It's often hard to be the first person to leave a comment at a blog post, sort of like being the first boy to get up and ask a girl to dance. I'm not so shy, to my discredit sometimes.

The occasion for this, belated as it is, comment is that such Muslim gynocide is back in the news, today's case being the Kingston, Ontario site of a woman and three teen-age girls murdered, (so we think so far at least, and plausibly so,) by mom, dad, and little brother. It's a family affair.

Yes, it's a family affair, and it's more than that: it's a matter of how the people of Canada, in this case, respond to a murder-- or four here-- of children by their family. Is it somehow not so terrible if the killers come from a nation with a culture that commands such murder for reasons of family cohesion ans social unity? I can make a very good case for the culturally adaptive argument of killing teenage girls. It has indeed good effects in a community insofar as there is social peace and family equity over the generations. It "works" for society at large. If we know the argument's form we can fit the girls into it and show that killing them is a socially responsible action on the part of the rest of the family. So too with Gamil Gharby killing girls, so long as we fit it all into the Islamic paradigm. So long as we have no concerns for Human life of individuals qua individuals. Arithmetic tells us clearly that the individual is not important compared to the whole group. It's a significant argument.

Do we respect it? Will we tie ourselves in relativistic knots to show each other how intellectually sophisticated and culturally adept we are? Some will. Some will show off by claiming it's a matter of culture that we, as outsiders, don't have access to as "Outsiders." We who might condemn such murders out of hand will find ourselves condemned in turn for racist feelings, for cultural insensitivities, for being bone-head stupid and red-necked.

What kind of nation will we have should we turn our mind to the Islamic and the collective?
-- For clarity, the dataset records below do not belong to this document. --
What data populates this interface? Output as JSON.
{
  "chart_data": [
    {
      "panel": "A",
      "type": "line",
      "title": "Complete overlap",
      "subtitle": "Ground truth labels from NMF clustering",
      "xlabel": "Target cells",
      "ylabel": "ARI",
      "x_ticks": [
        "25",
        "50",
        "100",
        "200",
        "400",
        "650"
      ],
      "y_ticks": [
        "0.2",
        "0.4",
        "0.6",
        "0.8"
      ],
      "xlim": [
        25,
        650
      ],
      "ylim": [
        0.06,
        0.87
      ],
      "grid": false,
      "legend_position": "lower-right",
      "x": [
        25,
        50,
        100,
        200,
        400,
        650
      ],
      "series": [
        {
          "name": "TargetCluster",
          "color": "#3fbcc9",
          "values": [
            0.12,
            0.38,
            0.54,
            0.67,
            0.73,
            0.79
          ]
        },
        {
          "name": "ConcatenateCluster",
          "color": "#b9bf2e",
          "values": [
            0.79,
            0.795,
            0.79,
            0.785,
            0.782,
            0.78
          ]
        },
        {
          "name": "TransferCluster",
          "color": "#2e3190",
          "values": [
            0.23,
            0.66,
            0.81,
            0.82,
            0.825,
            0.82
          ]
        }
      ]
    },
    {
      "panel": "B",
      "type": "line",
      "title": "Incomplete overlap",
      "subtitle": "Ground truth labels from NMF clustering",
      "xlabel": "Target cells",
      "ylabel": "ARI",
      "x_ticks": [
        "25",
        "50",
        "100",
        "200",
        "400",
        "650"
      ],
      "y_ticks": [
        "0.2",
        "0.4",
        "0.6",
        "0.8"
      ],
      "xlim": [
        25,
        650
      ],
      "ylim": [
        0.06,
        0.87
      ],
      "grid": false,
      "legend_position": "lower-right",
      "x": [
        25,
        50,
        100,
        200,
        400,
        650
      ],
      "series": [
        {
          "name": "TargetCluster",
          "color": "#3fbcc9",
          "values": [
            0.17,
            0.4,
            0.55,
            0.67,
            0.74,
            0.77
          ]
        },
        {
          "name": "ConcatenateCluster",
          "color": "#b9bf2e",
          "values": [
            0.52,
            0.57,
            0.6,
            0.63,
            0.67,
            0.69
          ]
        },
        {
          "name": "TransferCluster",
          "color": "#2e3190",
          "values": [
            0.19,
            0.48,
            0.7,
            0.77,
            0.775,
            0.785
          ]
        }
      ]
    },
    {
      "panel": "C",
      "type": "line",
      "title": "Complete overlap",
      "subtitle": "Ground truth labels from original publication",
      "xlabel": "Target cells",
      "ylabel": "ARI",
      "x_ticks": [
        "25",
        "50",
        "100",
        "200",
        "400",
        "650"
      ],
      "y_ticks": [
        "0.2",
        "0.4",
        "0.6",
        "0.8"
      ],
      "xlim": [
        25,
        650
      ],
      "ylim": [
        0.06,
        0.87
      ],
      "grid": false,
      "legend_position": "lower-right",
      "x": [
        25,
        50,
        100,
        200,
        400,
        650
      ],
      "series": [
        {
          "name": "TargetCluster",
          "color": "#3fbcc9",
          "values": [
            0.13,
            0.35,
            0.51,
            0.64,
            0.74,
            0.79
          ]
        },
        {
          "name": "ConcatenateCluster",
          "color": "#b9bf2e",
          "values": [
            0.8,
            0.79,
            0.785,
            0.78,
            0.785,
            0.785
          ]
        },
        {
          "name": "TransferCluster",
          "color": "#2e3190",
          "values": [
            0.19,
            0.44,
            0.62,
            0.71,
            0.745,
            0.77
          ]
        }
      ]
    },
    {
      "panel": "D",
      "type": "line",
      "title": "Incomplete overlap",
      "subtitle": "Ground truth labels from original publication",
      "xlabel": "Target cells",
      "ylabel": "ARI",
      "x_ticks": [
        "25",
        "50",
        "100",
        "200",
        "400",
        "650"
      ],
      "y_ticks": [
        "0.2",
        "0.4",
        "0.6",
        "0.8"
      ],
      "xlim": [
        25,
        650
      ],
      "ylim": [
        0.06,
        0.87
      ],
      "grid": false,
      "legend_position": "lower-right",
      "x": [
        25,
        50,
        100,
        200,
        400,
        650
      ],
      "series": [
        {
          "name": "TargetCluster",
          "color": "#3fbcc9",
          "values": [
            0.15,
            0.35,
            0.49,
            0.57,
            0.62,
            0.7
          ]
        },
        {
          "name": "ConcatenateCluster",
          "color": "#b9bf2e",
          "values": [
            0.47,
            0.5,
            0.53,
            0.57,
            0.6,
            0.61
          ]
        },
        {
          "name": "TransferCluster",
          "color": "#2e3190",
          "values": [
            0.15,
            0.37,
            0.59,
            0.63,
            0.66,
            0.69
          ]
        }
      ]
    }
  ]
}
Islamic and collective, of course. For those of us who prefer a nation of freedom, of democracy, and individualism, a nation where our laws support the person rather than the culture, that being a large part of the culture, what do we have for us in store if the culture we live in turns against us? What if this case finds its way to the bottom of a watery grave? if the girls killed are buried? forgotten so as not to harm or enflame the passions of others? Will our culture turn next on us? And could we dare complain or protest in favor of our rights to live?